Edit2:SQLFiddle离线,但如果数据类型是TimeStamp
或Date
,则必须使用间隔而不是整数:
select *
from
(
select t.*
,sum("Value")
over (partition by "User"
order by "Time"
range interval '4' minute preceding) as sum_prev5_minutes
,sum("Value")
over (partition by "User"
order by "Time"
range between interval '0' minute preceding -- or "current row" if there are no duplicate timestamps
and interval '4' minute following) as sum_next5_minutes
from Table1 t
) dt
where sum_prev5_minutes > 1000
or sum_next5_minutes > 1000
答案 1 :(得分:2)
为了说明我对dnoeth的帖子的评论,所以不要将我的答案视为正确,因为他做了繁重的工作,并且应该得到绿色的复选标记,下面显示了如何在运行时设置范围...
WITH DAT AS (
SELECT 'a' u, 0 t, 10 v from dual union all
SELECT 'b' u, 1 t, 100 v from dual union all
SELECT 'c' u, 2 t, 200 v from dual union all
SELECT 'a' u, 3 t, 5 v from dual union all
SELECT 'e' u, 4 t, 7 v from dual union all
SELECT 'a' u, 5 t, 999 v from dual union all
SELECT 'a' u, 6 t, 8 v from dual union all
SELECT 'b' u, 7 t, 10 v from dual union all
SELECT 'a' u, 8 t, 10 v from dual union all
SELECT 'a' u, 9 t, 10 v from dual union all
SELECT 'a' u, 10 t, 10 v from dual union all
SELECT 'a' u, 11 t, 10 v from dual union all
SELECT 'a' u, 12 t, 100 v from dual )
-- imaging passing a variable in to this second query, setting it in a config table, or whatever.
-- This is just showing that you don't have to hard-code it into the actual select clause, and that the value can be determined at runtime.
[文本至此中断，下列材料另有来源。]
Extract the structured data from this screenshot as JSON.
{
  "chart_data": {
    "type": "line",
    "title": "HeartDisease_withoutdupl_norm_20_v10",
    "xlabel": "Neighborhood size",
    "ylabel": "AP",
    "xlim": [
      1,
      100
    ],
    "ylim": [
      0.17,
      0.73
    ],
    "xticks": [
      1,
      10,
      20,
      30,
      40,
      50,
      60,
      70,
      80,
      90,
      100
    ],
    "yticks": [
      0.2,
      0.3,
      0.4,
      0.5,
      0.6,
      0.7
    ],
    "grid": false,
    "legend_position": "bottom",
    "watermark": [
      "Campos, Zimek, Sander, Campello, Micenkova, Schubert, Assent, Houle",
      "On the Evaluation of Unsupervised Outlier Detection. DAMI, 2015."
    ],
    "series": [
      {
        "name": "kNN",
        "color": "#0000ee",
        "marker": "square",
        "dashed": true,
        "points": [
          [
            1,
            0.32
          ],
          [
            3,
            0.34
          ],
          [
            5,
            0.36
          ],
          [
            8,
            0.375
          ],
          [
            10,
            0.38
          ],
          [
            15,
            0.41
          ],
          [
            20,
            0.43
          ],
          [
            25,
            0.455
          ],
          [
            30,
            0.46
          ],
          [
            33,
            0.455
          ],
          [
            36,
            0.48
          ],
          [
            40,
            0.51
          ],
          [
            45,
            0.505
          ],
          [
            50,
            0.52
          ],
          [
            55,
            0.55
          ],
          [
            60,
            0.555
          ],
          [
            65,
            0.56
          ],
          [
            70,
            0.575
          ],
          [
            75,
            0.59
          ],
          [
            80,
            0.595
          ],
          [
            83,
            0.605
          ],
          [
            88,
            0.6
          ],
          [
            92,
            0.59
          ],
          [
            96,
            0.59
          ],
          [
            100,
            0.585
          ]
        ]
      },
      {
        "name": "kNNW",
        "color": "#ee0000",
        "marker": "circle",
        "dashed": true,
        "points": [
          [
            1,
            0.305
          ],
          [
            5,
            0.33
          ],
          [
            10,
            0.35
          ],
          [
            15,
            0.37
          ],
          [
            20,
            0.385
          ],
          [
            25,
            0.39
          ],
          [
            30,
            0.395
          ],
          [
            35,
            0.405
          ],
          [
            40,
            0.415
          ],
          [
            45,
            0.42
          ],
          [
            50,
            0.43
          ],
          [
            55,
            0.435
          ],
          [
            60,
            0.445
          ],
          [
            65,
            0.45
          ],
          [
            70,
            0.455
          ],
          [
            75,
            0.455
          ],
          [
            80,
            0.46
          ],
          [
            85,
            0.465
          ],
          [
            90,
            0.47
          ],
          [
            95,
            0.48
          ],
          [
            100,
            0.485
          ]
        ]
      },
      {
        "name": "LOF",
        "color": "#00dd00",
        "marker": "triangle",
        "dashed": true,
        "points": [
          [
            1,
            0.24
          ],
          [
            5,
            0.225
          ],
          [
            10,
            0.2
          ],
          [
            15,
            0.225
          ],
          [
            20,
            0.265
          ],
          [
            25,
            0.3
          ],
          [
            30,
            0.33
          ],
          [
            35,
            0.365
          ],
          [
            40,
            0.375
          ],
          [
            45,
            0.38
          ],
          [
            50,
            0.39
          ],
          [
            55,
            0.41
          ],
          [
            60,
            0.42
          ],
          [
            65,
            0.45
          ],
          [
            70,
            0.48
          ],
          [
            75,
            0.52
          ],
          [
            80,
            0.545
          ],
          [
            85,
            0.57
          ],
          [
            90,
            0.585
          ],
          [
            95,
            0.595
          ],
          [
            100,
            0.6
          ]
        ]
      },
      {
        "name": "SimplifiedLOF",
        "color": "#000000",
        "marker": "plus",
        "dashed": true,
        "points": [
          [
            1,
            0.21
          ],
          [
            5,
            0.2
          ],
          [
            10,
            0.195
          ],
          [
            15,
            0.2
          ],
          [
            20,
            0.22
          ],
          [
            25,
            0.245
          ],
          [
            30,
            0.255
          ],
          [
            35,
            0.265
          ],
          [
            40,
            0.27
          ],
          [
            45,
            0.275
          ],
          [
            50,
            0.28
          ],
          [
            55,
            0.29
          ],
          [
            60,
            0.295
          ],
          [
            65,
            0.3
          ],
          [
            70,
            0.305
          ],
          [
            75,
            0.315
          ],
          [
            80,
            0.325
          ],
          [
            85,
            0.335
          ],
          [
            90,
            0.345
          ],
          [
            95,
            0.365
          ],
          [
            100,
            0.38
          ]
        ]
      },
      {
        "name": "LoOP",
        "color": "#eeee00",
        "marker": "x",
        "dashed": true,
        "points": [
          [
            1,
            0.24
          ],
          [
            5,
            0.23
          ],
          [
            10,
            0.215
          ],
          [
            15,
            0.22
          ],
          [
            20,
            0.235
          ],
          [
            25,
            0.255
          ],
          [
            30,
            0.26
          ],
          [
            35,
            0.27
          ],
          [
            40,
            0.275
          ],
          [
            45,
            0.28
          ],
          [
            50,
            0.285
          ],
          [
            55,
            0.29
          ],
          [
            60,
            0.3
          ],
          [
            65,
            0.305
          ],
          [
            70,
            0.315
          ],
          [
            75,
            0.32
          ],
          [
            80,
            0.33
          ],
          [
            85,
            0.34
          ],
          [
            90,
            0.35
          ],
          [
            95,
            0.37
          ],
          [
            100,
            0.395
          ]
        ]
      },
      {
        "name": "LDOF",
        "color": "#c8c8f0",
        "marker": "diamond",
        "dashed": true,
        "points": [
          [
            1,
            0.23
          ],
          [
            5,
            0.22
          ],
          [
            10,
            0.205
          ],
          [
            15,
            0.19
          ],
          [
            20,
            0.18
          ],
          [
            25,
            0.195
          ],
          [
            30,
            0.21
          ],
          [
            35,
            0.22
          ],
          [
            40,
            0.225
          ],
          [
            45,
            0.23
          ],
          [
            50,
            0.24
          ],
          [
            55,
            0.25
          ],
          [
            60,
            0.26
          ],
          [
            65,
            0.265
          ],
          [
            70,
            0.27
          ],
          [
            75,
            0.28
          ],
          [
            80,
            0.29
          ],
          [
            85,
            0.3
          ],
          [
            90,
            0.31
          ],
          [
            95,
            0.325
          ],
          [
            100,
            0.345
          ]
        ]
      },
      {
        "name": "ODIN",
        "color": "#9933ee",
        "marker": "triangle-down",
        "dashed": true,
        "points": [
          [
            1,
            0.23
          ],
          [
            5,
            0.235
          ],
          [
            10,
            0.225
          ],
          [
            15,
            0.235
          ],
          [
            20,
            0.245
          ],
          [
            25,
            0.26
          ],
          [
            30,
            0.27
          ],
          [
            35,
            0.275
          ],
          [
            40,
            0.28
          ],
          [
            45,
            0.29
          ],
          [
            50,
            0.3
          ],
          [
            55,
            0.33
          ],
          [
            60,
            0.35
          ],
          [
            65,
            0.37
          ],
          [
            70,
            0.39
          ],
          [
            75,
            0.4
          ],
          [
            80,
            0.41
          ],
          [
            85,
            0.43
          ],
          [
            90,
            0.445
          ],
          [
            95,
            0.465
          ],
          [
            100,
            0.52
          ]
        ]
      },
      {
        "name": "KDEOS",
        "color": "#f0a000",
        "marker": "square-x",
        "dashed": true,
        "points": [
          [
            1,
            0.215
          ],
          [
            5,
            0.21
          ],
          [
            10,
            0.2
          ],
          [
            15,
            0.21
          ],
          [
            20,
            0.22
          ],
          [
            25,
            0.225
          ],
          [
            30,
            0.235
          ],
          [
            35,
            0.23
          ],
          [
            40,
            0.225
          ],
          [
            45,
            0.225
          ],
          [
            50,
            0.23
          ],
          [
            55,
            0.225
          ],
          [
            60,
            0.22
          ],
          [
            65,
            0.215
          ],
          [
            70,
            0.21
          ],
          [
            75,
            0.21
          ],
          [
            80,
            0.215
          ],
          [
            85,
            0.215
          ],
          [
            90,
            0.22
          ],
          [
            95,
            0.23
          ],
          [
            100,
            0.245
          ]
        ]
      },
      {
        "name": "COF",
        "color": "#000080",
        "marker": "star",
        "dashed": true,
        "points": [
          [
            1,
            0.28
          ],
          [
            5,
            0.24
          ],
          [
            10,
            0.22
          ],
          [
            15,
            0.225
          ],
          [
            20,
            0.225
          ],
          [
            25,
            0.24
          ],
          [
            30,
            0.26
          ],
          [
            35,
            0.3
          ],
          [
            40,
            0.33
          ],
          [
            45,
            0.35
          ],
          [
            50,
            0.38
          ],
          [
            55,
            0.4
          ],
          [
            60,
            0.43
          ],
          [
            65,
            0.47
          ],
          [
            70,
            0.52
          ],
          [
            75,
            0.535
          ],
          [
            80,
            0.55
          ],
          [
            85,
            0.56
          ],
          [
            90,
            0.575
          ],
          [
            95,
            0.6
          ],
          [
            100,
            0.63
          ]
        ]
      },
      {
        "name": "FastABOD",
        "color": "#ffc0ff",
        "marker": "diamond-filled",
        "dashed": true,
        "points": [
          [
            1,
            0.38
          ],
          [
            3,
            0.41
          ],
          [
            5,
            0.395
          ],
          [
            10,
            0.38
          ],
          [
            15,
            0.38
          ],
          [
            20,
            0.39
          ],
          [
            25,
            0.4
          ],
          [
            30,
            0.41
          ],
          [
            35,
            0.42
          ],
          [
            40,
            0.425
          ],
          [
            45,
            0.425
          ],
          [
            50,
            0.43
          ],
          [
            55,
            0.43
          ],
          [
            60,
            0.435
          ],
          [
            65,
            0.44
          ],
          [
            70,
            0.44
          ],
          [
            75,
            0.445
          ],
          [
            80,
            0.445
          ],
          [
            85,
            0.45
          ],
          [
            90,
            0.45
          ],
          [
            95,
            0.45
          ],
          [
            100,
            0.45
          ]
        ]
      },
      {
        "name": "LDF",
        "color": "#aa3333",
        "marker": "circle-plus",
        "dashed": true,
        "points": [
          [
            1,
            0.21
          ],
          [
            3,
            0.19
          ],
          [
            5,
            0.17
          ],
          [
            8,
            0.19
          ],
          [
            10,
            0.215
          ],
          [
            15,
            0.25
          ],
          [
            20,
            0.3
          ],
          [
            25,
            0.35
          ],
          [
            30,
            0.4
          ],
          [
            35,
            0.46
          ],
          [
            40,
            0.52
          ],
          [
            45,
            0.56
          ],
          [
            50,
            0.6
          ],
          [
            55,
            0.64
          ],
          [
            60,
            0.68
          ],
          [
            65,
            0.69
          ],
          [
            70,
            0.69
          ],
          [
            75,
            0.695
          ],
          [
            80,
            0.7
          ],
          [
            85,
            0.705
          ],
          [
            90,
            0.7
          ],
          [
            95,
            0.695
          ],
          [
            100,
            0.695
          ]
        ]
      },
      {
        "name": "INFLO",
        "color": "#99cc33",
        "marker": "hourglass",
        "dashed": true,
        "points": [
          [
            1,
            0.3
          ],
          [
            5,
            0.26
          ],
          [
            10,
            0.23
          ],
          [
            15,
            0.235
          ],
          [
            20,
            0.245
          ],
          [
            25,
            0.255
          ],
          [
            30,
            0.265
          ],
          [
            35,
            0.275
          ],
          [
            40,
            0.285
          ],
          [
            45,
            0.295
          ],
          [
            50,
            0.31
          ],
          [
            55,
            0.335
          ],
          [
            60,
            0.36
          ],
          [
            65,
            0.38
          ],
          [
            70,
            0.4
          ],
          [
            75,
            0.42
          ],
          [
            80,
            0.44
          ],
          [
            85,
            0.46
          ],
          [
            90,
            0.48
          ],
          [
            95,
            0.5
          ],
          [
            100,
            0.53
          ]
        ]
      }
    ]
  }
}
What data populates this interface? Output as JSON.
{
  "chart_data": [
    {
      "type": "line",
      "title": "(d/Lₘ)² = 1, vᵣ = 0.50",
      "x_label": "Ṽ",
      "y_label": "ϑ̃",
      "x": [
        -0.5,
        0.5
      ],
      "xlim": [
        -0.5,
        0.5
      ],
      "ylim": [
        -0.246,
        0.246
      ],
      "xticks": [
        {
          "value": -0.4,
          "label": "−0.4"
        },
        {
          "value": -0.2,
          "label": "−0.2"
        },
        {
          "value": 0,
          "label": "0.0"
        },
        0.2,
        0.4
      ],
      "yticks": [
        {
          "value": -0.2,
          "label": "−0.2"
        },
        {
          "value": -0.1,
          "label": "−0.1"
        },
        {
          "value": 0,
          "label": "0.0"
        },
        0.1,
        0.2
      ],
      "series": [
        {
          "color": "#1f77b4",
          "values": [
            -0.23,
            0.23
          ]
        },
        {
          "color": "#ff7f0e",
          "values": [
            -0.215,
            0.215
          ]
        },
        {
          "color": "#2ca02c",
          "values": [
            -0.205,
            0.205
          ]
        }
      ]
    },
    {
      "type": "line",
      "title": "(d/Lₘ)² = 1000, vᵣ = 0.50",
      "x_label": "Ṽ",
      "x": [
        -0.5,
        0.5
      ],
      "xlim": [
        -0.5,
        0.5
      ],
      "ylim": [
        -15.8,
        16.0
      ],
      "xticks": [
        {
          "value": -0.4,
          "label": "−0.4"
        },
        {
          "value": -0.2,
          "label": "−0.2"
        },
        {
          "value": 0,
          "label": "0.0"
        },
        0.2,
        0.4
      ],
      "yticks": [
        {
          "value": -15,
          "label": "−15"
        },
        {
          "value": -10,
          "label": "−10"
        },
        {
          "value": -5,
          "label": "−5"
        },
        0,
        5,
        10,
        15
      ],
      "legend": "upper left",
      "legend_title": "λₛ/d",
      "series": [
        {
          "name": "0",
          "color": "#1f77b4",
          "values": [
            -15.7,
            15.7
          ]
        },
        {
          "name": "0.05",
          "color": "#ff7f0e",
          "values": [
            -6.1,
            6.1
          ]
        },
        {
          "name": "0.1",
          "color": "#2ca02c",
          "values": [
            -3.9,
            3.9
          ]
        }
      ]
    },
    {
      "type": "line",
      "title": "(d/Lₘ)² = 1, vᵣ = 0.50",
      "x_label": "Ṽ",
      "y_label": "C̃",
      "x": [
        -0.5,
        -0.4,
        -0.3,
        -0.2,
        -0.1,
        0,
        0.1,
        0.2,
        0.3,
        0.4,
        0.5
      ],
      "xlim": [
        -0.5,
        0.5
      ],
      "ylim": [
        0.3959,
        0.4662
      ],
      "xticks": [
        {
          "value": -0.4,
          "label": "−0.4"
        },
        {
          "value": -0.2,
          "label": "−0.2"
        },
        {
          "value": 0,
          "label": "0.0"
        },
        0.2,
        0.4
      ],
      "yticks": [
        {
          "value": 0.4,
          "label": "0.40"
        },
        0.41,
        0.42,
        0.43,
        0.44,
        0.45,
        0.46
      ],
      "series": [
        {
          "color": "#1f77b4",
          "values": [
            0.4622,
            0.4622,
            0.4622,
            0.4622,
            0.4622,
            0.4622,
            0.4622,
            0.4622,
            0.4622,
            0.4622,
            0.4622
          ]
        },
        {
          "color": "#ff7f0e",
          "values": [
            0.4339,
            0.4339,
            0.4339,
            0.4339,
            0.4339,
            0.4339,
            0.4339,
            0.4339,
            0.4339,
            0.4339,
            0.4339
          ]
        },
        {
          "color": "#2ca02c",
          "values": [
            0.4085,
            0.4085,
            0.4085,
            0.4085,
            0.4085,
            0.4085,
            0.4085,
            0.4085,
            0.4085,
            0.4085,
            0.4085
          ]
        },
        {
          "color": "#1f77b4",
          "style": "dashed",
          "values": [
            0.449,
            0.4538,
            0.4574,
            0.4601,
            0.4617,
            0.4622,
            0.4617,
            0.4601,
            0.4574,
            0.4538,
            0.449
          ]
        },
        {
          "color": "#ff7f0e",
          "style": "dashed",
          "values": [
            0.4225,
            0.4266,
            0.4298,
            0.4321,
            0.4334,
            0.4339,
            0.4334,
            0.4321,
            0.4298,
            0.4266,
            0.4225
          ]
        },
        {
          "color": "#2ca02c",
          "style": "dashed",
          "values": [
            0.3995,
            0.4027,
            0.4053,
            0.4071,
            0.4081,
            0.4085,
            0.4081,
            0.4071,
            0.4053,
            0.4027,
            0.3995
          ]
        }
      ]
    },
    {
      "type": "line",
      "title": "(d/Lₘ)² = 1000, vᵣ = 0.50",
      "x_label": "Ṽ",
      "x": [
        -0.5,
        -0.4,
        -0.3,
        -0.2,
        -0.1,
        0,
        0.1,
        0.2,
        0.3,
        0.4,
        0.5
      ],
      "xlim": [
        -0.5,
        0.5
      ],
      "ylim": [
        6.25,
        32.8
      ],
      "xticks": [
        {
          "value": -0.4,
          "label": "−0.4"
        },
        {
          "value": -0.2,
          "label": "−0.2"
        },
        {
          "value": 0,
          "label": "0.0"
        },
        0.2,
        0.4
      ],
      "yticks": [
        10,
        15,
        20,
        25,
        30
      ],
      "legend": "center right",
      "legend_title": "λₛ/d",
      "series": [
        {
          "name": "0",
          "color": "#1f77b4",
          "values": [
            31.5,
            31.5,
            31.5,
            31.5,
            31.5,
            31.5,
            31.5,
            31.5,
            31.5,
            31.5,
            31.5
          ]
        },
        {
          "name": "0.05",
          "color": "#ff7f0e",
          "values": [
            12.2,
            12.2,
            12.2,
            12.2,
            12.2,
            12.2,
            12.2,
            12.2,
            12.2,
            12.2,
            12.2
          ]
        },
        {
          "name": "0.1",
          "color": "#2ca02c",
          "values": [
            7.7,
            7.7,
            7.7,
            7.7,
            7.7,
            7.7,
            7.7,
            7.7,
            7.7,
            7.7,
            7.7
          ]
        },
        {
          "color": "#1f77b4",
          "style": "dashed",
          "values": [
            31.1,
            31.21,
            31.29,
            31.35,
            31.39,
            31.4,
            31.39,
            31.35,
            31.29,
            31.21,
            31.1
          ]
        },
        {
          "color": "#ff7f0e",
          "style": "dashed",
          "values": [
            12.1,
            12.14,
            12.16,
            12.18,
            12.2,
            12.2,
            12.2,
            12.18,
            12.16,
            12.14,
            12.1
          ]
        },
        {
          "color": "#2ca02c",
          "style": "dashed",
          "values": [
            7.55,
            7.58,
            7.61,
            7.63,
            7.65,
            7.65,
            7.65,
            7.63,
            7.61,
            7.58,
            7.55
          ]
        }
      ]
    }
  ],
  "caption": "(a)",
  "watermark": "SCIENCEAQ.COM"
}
, wind as (select 5 rng from dual)
select d.*
,sum(v) -- cumulative sum over the previous five minutes
over (partition by u order by t
range w.rng preceding) as sum_5_minutes
from dat d
join wind w on 1=1
order by u,t;
我还注意到lad2025是正确的,这个窗口会遗漏集合中的某些行。要纠正这一点,您需要在前五秒超过1000的用户的范围内恢复集合中的所有行。这适用于下面的用户Z,但只会将第二行带回原始编码。
WITH DAT AS (
SELECT 'a' u, 0 t, 10 v from dual union all
SELECT 'b' u, 1 t, 100 v from dual union all
SELECT 'c' u, 2 t, 200 v from dual union all
SELECT 'a' u, 3 t, 5 v from dual union all
SELECT 'e' u, 4 t, 7 v from dual union all
SELECT 'a' u, 5 t, 999 v from dual union all
SELECT 'a' u, 6 t, 8 v from dual union all
SELECT 'b' u, 7 t, 10 v from dual union all
SELECT 'a' u, 8 t, 10 v from dual union all
SELECT 'a' u, 9 t, 10 v from dual union all
SELECT 'a' u, 10 t, 10 v from dual union all
SELECT 'a' u, 11 t, 10 v from dual union all
-- two Z rows added. In the initial version only the second row would be caught.
SELECT 'z' u, 10 t, 999 v from dual union all
SELECT 'z' u, 11 t, 10 v from dual union all
SELECT 'a' u, 12 t, 100 v from dual )
, wind as (select 3 rng from dual)
SELECT dd.*, sum_5_minutes
from dat dd
JOIN (
SELECT * FROM (
select d.*
,sum(v) -- cumulative sum over the previous five minutes
over (partition by u order by t
range w.rng preceding) as sum_5_minutes
,min(t) -- start point of the range that we are covering
over (partition by u order by t
range w.rng preceding) as rng_5_minutes
from dat d
join wind w on 1=1
) WHERE sum_5_minutes > 1000 ) fails
on dd.u = fails.u
and dd.t >= fails.rng_5_minutes
and dd.t <= fails.t
order by dd.u, dd.t;
答案 2 :(得分:1)
以下是我的尝试:
select
s1."user", s1."time", sum (s2."value") as five_minute_value
from
sample s1
left join sample s2 on
s1."user" = s2."user" and
s1."time" between s2."time" and s2."time" + 4
group by
s1."user", s1."time"
having
sum (s2."value") > 1000
您的数据输出:
a 8 1017
a 9 1027
a 6 1012
a 5 1004